Qual é o problema de termos inflação acima da meta fixada pelo BC? E qual é a vantagem?
Meus 18 leitores sabem que sou obsessivo, característica que uso (obsessivamente, é claro) para justificar a insistência sobre certos temas. Um deles é a leniência com respeito à inflação, que parece ter dominado os responsáveis pela política econômica.
Ocorre que, durante uma das minhas diatribes habituais sobre o tema, um amigo jornalista me fez a seguinte pergunta que, acredito, está na mente de imensa maioria das pessoas: “E qual é o problema de termos a inflação acima da meta?”.
Na hora, minha herança judaica falou mais alto e não resisti a responder a pergunta com outra: “E qual é a vantagem de termos a inflação acima da meta?”.
Acredito que essas perguntas são o melhor ponto de partida para explicar essa obsessão.
De fato, ao conversar com interlocutores que não são economistas e às vezes com economistas também, parece haver uma noção de troca entre inflação e crescimento, ou seja, que a redução da inflação é custosa do ponto de vista do crescimento. Note-se que, logicamente, essa noção implica também que a inflação mais alta seria favorável ao crescimento.
O problema, contudo, é que a tese não encontra amparo na evidência disponível. À parte inflação muito elevada, que, por motivos vários, reduz o potencial de crescimento da economia, e episódios de deflação ao estilo japonês, taxas, digamos, “moderadas” de inflação não têm quaisquer efeitos sobre o crescimento de médio e longo prazo. Concretamente, a capacidade de crescimento de um país independe da inflação ser de 4,5%% ou de 6,5%.
Isso dito, não creio haver dúvida, particularmente para a parcela mais pobre da população, que uma taxa de inflação de 4,5% é preferível a uma de 6,5%. Assim sendo, respondendo à minha própria pergunta, não há vantagem alguma de termos a inflação acima da meta.
Por outro lado, cabe reconhecer que, ao menos no curto prazo, quando a inflação se encontra além da meta, o esforço de redução requer, durante algum tempo, que a economia opere abaixo do seu potencial, de modo a reduzir as pressões que surgem, em geral, no mercado de trabalho.
Por mais cruel que isso possa soar, o desemprego deve subir além do nível compatível com a inflação estável para moderar as demandas salariais (ou, de forma equivalente, a capacidade ociosa das empresas deve subir para reduzir seu poder de elevação de preços). Há, portanto, algum custo para desinflacionar a economia.

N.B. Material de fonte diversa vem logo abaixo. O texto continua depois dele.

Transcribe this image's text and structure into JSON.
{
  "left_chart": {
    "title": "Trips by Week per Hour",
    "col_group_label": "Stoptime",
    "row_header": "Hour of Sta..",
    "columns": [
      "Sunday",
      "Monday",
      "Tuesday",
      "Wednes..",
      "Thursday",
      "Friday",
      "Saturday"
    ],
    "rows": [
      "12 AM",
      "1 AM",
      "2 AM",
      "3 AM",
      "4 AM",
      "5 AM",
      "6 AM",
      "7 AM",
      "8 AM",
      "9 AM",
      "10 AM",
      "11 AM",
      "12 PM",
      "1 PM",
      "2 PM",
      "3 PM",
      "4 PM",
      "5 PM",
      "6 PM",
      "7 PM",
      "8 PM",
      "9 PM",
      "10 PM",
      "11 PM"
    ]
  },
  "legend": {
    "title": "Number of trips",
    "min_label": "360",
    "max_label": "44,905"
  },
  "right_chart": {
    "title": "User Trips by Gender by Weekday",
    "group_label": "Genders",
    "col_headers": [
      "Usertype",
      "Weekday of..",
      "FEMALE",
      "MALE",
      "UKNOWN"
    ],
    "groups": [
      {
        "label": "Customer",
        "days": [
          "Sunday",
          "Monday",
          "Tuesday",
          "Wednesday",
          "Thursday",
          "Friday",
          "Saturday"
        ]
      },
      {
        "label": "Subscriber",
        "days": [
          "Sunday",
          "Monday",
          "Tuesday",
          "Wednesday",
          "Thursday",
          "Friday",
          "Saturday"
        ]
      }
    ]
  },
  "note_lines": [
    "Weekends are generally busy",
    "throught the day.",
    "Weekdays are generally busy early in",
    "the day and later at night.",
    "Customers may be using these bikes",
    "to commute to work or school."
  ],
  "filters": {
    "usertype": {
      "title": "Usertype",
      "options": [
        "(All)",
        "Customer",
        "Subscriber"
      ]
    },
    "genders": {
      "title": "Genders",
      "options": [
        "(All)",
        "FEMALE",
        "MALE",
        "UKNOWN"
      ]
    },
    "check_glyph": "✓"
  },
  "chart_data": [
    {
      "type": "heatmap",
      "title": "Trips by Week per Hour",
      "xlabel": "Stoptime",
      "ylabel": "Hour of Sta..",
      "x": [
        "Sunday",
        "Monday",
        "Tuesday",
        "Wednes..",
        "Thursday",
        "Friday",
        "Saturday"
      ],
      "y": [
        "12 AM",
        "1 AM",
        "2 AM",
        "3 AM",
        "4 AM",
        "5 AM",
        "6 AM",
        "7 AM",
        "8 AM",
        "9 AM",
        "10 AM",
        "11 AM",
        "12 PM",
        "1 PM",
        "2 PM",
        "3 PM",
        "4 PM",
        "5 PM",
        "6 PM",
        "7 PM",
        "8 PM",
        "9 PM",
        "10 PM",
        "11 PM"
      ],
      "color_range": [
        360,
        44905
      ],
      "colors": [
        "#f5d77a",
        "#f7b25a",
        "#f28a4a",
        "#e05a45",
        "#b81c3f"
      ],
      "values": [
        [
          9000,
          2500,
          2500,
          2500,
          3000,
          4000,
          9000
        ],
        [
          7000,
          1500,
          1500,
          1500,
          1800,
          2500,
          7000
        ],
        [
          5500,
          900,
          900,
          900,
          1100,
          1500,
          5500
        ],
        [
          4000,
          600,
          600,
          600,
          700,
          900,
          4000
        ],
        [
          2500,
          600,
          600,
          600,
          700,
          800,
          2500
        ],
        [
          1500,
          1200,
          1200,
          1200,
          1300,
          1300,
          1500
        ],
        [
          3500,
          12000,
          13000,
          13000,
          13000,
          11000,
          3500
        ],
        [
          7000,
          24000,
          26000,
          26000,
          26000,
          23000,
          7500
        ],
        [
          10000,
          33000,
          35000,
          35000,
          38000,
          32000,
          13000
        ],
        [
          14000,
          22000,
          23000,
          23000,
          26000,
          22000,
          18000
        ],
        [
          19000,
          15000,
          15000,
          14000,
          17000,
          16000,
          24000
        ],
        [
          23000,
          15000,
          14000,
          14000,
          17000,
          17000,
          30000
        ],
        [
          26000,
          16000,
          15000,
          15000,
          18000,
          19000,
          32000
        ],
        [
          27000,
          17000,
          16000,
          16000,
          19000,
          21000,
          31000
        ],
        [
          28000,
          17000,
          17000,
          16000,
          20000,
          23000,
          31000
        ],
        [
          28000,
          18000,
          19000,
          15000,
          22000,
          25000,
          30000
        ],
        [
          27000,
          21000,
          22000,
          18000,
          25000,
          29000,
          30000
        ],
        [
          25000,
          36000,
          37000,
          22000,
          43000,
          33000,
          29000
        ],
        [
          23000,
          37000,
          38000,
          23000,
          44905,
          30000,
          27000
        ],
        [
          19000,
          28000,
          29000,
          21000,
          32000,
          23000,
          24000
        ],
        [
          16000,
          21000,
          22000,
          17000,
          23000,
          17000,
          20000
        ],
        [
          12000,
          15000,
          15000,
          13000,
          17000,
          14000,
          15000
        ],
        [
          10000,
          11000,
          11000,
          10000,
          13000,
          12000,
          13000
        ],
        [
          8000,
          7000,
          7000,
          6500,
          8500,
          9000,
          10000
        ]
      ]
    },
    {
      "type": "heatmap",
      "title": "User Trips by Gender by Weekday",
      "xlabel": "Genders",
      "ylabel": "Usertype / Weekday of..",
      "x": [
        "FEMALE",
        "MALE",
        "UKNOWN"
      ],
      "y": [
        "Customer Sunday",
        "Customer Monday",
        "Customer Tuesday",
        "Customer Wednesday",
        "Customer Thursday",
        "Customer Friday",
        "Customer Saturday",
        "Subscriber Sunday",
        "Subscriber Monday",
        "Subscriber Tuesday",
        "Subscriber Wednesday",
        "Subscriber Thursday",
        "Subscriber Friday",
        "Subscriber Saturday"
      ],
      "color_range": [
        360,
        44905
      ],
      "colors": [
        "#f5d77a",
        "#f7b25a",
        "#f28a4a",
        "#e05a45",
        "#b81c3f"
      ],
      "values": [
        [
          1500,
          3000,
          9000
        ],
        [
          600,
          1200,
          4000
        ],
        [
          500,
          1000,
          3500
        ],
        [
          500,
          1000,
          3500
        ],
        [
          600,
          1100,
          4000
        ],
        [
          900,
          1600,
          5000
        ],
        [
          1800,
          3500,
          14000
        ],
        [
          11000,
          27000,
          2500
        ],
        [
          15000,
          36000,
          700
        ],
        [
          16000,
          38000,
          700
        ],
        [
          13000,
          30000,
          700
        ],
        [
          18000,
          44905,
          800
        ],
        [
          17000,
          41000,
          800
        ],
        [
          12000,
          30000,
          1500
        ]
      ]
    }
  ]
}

Por conta disso, BCs podem, dependendo da magnitude do desvio da inflação, escolher uma trajetória de convergência mais suave (por exemplo, como o BC fez em 2004/5), para evitar um custo que poderia ser considerado excessivo.
No entanto, convergência, mesmo mais suave, significa retorno à trajetória de metas e não a aceitação da inflação persistentemente acima dela. No primeiro caso, se o período de retorno não for demasiadamente longo, as expectativas se mantêm ancoradas e a desinflação ocorre com menor custo.
No segundo, que é um caso extremo de convergência muito lenta à meta, as expectativas tipicamente se descolarão desta, o que implica custos maiores para reduzir a inflação.
Entretanto, quando os custos de desinflação se elevam, BCs menos determinados acabam por abandonar seus esforços de convergência. Com isso, se tornam prisioneiros de um equilíbrio perverso: não reduzem a inflação porque o custo é alto e os agentes, sabendo disso, mantêm as expectativas acima da meta, elevando o custo de convergência. O que parecia ser um problema de curto prazo torna-se de longo prazo.
Voltamos assim à discussão inicial: temos apenas inflação mais alta, sem benefícios no que tange a crescimento.
Respondendo, pois, à pergunta que me foi feita, o custo da inflação acima da meta não se limita ao curto prazo, mas se estende ao risco, sempre presente, de terminarmos amarrados ao equilíbrio perverso, possibilidade que cortejamos com ardor crescente.